Portanto, o hoje vice-prefeito e Secretário de Obras Arnaldo Maranhão excedeu o teto remuneratório em R$ 450.261,14 (quatrocentos e cinquenta mil, duzentos e sessenta e um reais e quatorze centavos), que atualizado implica o total de R$ 522.705,30 (quinhentos e vinte dois mil, setecentos e cinco reais e trinta centavos), o qual deve ser integralmente ressarcido ao Erário municipal.

Arnaldo Maranhão recebeu indevidamente mais de R$ 500 mil

Já Sandra Neves, que não foi reeleita para a Câmara, recebeu pelo exercício do cargo público de Auditor Fiscal do Município de Paranaguá, cumulado com o desempenho de mandato de Vereadora, durante os anos de 2013, 2014, 2015 e 2016, rendimentos brutos no montante de R$ 1.235.118,01 (um milhão, duzentos e trinta e cinco mil, cento e dezoito reais e um centavo), os quais ultrapassaram o subsídio fixado ao Prefeito Municipal.

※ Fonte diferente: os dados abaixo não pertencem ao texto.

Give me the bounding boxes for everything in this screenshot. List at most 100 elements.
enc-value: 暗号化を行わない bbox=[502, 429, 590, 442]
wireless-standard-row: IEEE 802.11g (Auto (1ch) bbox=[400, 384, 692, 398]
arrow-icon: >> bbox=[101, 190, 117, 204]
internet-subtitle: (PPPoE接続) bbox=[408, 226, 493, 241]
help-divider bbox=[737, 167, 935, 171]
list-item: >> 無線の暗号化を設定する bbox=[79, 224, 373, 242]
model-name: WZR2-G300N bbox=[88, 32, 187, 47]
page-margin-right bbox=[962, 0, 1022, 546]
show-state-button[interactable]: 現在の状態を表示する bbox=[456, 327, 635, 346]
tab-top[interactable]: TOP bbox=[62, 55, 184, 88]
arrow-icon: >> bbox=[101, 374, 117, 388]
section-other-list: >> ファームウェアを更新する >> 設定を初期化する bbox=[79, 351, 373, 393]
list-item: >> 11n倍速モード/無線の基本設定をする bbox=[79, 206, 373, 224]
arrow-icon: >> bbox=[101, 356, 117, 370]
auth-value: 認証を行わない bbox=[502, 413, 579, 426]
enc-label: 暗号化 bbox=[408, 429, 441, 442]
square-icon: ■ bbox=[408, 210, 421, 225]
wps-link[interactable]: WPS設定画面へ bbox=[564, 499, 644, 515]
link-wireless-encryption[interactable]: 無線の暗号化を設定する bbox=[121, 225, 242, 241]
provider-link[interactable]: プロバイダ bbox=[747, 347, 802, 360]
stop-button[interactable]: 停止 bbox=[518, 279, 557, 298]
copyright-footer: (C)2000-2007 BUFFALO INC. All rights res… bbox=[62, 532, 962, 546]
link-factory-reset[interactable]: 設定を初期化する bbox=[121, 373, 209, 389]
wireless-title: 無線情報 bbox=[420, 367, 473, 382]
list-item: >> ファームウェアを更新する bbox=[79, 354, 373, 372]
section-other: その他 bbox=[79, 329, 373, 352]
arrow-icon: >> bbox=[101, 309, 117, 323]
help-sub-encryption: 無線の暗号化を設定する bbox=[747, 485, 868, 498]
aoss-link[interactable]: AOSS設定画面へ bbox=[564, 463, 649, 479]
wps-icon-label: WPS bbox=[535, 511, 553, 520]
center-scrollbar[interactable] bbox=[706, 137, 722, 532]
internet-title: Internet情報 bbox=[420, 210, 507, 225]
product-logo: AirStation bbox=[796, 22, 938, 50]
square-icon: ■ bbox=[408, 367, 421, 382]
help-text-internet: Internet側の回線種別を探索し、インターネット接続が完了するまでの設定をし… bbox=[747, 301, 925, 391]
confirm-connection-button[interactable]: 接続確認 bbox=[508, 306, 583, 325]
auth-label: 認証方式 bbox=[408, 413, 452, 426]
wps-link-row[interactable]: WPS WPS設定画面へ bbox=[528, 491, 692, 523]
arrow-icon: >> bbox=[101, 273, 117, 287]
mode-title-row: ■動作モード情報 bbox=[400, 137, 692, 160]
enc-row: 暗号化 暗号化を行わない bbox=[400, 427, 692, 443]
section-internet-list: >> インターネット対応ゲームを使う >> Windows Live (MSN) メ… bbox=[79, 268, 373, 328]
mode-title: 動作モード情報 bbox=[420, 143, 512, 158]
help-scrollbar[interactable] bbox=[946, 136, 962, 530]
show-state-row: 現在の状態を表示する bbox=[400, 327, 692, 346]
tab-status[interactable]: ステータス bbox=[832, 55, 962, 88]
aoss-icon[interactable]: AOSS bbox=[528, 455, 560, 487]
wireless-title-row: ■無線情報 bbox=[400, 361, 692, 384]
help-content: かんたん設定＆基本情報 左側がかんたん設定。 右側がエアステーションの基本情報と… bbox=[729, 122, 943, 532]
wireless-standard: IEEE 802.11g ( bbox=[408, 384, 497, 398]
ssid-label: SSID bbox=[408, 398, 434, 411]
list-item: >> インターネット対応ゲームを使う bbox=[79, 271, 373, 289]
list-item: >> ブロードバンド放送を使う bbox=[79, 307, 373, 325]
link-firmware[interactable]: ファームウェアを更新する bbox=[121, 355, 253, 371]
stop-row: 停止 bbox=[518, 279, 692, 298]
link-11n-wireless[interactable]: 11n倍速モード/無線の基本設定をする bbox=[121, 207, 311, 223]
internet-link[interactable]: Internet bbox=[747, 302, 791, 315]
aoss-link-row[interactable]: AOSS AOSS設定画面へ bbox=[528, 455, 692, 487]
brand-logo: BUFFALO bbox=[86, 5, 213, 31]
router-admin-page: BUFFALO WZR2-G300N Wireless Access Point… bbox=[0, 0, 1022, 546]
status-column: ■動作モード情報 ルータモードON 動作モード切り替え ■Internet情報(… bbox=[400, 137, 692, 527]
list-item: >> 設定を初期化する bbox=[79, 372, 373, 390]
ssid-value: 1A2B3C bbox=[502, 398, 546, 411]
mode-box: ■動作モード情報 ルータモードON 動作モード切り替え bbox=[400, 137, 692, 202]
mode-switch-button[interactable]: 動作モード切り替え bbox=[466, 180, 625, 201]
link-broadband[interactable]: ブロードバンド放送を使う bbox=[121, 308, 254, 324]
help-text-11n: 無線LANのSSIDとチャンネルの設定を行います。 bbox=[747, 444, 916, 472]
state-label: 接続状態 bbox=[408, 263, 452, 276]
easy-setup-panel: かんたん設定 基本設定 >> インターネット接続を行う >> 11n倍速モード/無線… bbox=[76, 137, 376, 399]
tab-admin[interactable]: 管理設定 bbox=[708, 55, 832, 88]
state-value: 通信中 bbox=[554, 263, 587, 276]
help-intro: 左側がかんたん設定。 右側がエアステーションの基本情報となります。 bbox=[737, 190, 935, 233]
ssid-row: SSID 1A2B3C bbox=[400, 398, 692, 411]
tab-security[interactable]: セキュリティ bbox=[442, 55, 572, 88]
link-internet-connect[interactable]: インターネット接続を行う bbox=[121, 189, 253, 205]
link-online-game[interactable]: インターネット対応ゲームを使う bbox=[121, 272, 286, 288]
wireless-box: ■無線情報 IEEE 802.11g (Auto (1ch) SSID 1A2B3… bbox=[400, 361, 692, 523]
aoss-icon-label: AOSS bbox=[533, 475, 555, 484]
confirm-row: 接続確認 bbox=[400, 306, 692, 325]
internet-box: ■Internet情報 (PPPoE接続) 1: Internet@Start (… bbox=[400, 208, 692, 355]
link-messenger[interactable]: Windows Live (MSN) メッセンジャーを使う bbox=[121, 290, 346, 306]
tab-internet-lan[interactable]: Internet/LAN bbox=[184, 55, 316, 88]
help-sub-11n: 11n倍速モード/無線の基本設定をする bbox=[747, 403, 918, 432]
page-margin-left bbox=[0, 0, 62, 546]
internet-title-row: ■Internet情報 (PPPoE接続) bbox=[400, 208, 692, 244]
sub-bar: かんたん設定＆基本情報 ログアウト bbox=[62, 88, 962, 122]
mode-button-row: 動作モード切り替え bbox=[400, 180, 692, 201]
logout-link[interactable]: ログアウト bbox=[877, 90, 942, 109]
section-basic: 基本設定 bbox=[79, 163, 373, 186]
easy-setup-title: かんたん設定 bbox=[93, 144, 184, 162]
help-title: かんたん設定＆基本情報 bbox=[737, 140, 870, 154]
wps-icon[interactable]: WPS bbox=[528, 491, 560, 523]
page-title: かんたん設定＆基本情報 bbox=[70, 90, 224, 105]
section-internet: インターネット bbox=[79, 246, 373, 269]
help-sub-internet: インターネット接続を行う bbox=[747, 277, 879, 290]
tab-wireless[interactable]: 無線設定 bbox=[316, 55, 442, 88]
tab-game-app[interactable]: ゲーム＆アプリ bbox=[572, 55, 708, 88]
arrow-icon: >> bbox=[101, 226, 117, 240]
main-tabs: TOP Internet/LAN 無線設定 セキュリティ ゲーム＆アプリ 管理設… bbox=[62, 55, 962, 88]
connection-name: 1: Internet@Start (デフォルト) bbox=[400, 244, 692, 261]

Sandra Neves excedeu o teto remuneratório em R$ 467.118,01 (quatrocentos e sessenta e sete mil, cento e dezoito reais e um centavo), que atualizado implica o total de R$ 543.666,32 (quinhentos e quarenta e três mil, seiscentos e sessenta e seis reais e trinta e dois centavos), o qual igualmente deve ser integralmente ressarcido aos cofres municipais.

Sandra Neves terá que devolver mais de R$ 500 mil

No mérito do processo, o MP-PR requer a condenação dos dois por ato de improbidade administrativa, o que pode levar a sanções como pagamento de multa, suspensão dos direitos políticos e perda dos cargos públicos.

Além disso, o Ministério Público pede o ressarcimento aos cofres públicos dos valores recebidos indevidamente – neste caso, somadas, as remunerações ultrapassam o valor de um milhão de reais.